EBS volumes must be properly initialized before using them. Per Blocker's stance on simplicity, it doesn't attempt to do anything fancy here. This likely entails creating a filesystem, for example, since EBS creates blank volumes by default. See this handy guide for more details on how to do this.

The target volume must be in the same AWS region and availability zone as the machine running Docker. Blocker will print these out when it starts up. The daemon will automatically attach and detach volumes as necessary.

Installation

To install Blocker, just run this on the host running Docker:

wget -qO- \
    https://raw.githubusercontent.com/joeduffy/blocker/master/res/get.sh | sh

If you're running Docker Swarm, you'll want to run this on the master and agents.

The install script installs an Upstart service named blocker whose output is logged to the /var/log/upstart/blocker.log file. If all has gone well you'll see information something like this:

2015/10/25 18:07:11 blocker:starting up...
2015/10/25 18:07:11 Auto-detected EC2 information:
2015/10/25 18:07:11     InstanceId        : i-5bdf67b9
2015/10/25 18:07:11     Region            : us-west-2
2015/10/25 18:07:11     Availability Zone : us-west-2a
2015/10/25 18:07:11 Ready to go; listening on socket /var/run/blocker.sock...

Additional information for all mounting and unmounting activities is logged.

Note, AWS authentication information must be available before starting Blocker. See this guide for details on how this is done. In short, the easiest is to generate an ~/.aws/credentials file containing an aws_access_key_id and aws_secret_access_key. This is subtly different than what you get from running aws configure, though it's very close. An alternative is to export AWS_ACCESS_KEY_ID and AWS_SECRET_ACCESS_KEY environment variables, but this is a bit tricky because the Upstart process needs access to them.

Other Platforms

At present, only Linux x64 is supported as a host platform. I am open to supporting other hosts if you want to submit a pull request.

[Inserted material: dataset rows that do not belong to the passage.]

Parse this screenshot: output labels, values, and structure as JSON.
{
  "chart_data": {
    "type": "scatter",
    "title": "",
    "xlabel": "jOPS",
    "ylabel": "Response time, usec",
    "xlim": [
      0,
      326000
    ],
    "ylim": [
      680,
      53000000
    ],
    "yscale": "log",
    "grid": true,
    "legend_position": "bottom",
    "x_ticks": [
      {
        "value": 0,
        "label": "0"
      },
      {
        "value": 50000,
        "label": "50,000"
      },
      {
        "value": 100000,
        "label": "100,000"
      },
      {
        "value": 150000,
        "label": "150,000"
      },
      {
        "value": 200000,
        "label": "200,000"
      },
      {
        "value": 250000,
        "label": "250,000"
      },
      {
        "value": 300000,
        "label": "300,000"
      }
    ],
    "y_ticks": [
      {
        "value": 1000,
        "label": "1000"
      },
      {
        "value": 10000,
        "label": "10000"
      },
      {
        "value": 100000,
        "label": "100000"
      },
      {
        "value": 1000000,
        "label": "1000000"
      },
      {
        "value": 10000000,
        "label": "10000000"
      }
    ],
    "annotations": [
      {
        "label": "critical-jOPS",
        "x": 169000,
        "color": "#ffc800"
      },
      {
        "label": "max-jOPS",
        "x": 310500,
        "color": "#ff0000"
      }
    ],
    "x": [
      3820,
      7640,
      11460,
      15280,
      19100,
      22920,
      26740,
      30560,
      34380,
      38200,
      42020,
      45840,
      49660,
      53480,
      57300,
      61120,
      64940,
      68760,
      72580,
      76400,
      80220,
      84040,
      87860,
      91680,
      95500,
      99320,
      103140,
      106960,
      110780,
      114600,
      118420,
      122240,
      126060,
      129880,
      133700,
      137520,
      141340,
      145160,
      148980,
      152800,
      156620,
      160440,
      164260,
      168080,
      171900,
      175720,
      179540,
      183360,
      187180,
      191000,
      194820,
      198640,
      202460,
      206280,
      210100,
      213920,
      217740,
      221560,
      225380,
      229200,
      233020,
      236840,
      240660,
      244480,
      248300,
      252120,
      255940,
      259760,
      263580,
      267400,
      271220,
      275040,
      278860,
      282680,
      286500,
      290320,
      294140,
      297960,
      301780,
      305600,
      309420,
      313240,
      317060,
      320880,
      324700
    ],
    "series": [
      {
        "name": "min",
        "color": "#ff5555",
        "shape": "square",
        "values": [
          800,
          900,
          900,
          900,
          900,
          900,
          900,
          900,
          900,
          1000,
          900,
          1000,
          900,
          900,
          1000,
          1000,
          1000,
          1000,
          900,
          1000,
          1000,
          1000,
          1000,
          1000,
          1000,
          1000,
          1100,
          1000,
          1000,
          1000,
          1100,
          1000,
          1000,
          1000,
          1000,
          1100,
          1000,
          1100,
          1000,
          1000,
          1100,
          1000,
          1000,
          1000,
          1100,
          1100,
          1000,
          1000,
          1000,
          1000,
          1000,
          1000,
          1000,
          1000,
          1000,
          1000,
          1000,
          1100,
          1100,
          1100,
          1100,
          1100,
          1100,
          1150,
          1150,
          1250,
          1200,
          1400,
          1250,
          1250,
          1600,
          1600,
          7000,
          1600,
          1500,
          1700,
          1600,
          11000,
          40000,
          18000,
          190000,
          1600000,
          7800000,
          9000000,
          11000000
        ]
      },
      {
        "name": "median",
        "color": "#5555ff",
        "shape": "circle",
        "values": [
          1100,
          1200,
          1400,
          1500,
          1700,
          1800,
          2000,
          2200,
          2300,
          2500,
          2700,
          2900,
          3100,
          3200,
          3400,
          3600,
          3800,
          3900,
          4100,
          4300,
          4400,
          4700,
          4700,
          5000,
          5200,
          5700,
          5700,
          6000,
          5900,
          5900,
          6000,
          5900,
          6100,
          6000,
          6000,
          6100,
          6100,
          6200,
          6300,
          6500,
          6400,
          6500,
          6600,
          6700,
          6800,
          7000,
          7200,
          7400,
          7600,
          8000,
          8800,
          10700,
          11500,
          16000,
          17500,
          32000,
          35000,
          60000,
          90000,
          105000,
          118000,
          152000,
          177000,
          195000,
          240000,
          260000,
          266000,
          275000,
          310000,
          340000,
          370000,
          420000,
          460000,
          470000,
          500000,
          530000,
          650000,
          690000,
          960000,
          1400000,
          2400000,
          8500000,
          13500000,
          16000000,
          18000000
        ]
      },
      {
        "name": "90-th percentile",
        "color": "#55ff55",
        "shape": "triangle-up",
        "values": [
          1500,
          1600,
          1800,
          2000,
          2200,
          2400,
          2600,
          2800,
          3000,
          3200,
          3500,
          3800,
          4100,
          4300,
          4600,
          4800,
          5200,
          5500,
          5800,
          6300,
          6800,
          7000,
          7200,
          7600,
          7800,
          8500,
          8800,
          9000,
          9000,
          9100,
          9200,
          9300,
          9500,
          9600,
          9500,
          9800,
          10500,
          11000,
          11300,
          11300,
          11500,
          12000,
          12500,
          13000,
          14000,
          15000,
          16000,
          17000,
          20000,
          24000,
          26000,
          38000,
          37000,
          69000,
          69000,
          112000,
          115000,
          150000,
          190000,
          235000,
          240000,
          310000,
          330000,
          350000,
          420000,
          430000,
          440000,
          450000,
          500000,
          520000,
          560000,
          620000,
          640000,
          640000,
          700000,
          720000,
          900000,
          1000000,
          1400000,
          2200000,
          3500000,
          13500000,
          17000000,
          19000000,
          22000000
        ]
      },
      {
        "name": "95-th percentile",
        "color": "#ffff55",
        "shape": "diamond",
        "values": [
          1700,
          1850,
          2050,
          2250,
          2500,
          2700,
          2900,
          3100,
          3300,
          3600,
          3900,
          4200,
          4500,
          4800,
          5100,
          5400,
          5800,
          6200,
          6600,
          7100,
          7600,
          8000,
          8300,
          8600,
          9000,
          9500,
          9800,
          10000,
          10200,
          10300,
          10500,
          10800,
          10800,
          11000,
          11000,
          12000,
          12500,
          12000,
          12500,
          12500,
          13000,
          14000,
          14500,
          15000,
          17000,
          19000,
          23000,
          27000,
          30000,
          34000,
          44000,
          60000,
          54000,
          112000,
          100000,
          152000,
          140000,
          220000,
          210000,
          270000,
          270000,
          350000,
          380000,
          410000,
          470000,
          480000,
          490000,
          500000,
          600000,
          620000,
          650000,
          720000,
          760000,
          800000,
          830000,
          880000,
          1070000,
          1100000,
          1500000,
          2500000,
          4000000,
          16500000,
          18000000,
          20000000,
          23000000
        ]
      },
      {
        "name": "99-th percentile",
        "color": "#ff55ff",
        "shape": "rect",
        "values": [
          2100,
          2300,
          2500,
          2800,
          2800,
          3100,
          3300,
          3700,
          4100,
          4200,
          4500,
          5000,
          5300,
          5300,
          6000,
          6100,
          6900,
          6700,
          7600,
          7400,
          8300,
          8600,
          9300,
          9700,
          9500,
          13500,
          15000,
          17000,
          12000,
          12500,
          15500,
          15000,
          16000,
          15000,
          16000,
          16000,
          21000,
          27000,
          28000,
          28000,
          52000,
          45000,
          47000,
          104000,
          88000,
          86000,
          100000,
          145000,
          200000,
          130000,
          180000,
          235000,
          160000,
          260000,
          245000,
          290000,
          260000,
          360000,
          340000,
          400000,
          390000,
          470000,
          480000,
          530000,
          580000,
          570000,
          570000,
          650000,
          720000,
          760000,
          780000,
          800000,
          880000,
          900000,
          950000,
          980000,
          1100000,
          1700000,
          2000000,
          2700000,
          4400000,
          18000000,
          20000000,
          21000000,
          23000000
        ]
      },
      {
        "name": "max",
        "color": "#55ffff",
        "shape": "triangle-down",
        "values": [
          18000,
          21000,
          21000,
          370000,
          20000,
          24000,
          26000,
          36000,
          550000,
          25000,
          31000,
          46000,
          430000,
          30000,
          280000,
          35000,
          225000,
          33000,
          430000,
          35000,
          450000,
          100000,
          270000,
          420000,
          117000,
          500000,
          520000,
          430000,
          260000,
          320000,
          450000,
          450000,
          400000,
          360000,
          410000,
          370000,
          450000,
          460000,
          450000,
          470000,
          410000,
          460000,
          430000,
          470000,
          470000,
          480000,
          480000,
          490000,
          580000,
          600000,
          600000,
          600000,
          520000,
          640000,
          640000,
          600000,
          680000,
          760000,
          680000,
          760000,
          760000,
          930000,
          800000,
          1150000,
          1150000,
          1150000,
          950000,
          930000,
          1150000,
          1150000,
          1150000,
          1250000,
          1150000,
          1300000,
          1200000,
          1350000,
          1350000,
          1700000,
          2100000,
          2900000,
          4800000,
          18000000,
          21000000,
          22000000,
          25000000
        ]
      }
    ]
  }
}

Note that supporting Mac OS X and Windows isn't necessary, since they run Docker within a Docker Machine. To use Blocker in these cases, merely provision a machine -- let's say default -- and then SSH into it and run the installation as specified above. I.e.:

$ docker machine create default --driver virtualbox
$ docker machine ssh default
<in the machine>
$ wget -qO- ... installation shown earlier ...

Other Cloud Storage Providers

I am not opposed to supporting cloud storage providers other than Amazon. In fact, the code is setup to do this fairly easily (the VolumeDriver interface simply needs multiple implementations). If you want to contribute this, I'm happy to accept pull requests, so long as it doesn't complicate the original intent of keeping this driver as simple as possible.